Wednesday, 14 April 2010

Secrets of the Silk Road

Penn Museum, Philadelphia
February 5, 2011 through June 5, 2011



In the late 1990s, the western world learned about the existence of an astonishing collection of ancient, and exquisitely preserved, mummies, all excavated in the vast Tarim Basin desert of East Central Asia—a crossroads of the Silk Road. This new blockbuster traveling exhibition from China features more than 150 extraordinary objects representing the rich cultural heritage of the region over more than 4,000 years.

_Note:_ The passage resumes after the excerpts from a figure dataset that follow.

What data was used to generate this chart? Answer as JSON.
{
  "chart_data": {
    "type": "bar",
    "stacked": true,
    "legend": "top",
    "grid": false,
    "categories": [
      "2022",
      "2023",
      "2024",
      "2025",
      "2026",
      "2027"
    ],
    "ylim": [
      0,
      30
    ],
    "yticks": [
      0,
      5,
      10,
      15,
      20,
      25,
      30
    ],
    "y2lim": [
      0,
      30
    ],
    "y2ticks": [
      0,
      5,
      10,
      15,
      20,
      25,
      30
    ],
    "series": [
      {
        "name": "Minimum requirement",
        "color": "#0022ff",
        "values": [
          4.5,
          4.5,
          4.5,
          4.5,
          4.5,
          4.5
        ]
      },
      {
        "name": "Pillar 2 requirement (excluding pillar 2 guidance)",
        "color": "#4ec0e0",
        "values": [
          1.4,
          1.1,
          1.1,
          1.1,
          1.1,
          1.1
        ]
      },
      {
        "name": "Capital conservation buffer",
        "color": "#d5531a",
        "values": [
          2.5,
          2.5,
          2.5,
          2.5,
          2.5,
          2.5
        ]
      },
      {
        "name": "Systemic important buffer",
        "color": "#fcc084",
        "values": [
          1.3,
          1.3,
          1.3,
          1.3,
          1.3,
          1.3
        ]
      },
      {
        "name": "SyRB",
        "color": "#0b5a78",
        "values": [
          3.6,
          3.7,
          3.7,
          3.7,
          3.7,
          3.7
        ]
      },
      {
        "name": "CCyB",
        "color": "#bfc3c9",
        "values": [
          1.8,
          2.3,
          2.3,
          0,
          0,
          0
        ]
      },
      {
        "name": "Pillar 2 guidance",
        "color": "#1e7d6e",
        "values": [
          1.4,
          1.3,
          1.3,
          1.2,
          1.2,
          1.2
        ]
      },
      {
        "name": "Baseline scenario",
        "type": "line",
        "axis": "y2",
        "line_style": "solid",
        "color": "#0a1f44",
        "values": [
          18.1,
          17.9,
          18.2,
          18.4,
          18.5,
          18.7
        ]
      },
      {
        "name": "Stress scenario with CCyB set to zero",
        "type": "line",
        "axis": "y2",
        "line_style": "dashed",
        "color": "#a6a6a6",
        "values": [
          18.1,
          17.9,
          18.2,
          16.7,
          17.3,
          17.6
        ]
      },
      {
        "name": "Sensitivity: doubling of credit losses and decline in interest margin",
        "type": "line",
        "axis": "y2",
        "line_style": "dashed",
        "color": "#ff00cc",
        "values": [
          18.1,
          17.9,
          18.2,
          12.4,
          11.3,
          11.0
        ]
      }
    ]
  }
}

The materials come from the Xinjiang Uyghur Autonomous Region Museum and the Xinjiang Institute of Archaeology in Urumqi in northwest China. Jewel-encrusted vessels, masks, jewelry, clothing, highly valued silk and other textiles, wooden and bone implements, and coins testify to the remarkable international trade that passed through the region. Perhaps most remarkable, however, are three astonishingly well-preserved ethnically-diverse mummies dating from 1800 BCE to 400 CE—a man, a woman popularly known as the “Beauty of Xiaohe,” and a child—and related artifacts from those burials.Penn Museum is the first and the last stop on the east coast for this exhibition featuring mummies from China never before seen in America. Secrets of the Silk Road starts its US tour at the Bowers Museum in Santa Ana, California from March 27 - July 25, 2010.